By GARY BREWER, August 2022

“The hidden door that leads to paradise opens in a place without fissures where everything radiates, sustained by the mysterious vapor of imagination.” 

-- Celeste Olalquaiaga, The Artificial Kingdom: A Treasury of The Kitsch Experience

Painting can be a medium that conveys thoughts and feelings through the subtlest of emotional nuances: the ineffable vibrations of color, tone, touch, surface, and mood can exert an aura of feeling so strong that it can make one weep. 
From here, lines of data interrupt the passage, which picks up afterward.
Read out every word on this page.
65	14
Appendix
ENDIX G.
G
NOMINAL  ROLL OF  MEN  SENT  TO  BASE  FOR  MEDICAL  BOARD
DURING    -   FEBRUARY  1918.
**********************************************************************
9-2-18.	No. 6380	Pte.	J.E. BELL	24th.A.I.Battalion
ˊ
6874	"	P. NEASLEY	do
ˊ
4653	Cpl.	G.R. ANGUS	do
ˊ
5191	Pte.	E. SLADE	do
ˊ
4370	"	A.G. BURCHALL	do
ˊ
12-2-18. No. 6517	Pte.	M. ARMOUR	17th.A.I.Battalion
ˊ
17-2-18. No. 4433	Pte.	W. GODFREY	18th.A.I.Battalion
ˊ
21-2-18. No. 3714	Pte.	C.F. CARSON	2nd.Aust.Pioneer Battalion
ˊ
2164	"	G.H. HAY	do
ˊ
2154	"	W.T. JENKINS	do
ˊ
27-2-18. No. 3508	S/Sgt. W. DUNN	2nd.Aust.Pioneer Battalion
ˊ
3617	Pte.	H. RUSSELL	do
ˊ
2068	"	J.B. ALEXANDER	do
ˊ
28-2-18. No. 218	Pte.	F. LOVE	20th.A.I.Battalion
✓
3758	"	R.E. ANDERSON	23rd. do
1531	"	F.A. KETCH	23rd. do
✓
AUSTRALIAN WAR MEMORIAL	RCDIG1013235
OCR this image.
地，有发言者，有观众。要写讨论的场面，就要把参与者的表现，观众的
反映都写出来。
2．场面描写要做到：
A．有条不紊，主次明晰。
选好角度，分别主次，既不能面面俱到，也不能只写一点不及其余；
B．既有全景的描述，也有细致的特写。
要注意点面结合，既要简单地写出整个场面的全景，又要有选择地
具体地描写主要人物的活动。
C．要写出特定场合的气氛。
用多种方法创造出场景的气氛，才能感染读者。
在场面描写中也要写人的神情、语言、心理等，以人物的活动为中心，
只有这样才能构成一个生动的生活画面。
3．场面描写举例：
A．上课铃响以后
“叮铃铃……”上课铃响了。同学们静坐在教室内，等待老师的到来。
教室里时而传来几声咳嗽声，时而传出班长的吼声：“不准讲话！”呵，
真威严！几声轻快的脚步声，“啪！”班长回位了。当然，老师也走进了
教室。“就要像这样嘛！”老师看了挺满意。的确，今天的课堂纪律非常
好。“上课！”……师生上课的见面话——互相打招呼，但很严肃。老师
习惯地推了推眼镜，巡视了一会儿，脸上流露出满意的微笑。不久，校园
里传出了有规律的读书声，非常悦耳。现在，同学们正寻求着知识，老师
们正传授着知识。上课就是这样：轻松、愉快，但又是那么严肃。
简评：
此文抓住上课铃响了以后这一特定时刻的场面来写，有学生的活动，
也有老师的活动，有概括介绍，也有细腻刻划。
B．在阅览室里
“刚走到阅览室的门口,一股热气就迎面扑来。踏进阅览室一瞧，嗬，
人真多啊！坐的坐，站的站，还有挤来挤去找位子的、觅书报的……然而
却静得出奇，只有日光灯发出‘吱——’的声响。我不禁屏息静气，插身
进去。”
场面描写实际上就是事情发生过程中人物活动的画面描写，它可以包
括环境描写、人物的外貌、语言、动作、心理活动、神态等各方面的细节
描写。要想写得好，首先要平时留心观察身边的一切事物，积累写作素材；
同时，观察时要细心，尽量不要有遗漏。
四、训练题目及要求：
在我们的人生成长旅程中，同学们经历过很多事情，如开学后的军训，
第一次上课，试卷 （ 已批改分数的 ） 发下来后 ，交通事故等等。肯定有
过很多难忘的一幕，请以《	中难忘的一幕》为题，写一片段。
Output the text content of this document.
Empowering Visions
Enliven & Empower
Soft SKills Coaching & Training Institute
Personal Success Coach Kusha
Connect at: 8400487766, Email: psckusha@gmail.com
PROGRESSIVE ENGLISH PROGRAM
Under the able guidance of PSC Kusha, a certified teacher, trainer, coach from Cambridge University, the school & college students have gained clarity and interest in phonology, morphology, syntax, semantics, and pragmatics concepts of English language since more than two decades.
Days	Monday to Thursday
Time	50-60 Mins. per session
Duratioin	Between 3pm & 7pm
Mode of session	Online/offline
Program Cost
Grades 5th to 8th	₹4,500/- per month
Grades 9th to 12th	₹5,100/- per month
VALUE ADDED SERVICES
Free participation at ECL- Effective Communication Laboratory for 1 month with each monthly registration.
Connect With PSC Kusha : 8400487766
In poetry, music, film and literature- the realm of sincere emotions- meant to evoke deep feelings, has always been accepted, championed and desired. But for decades the visual arts have been plagued with works that express through glib, conceptually remote and campy irony: post-modern philosophical critiques of art, culture and society. Sentiment, sincerity, and emotional vulnerability have often been shunned and replaced with a tough veneer of implacable detachment- one might say in a somewhat macho defiance.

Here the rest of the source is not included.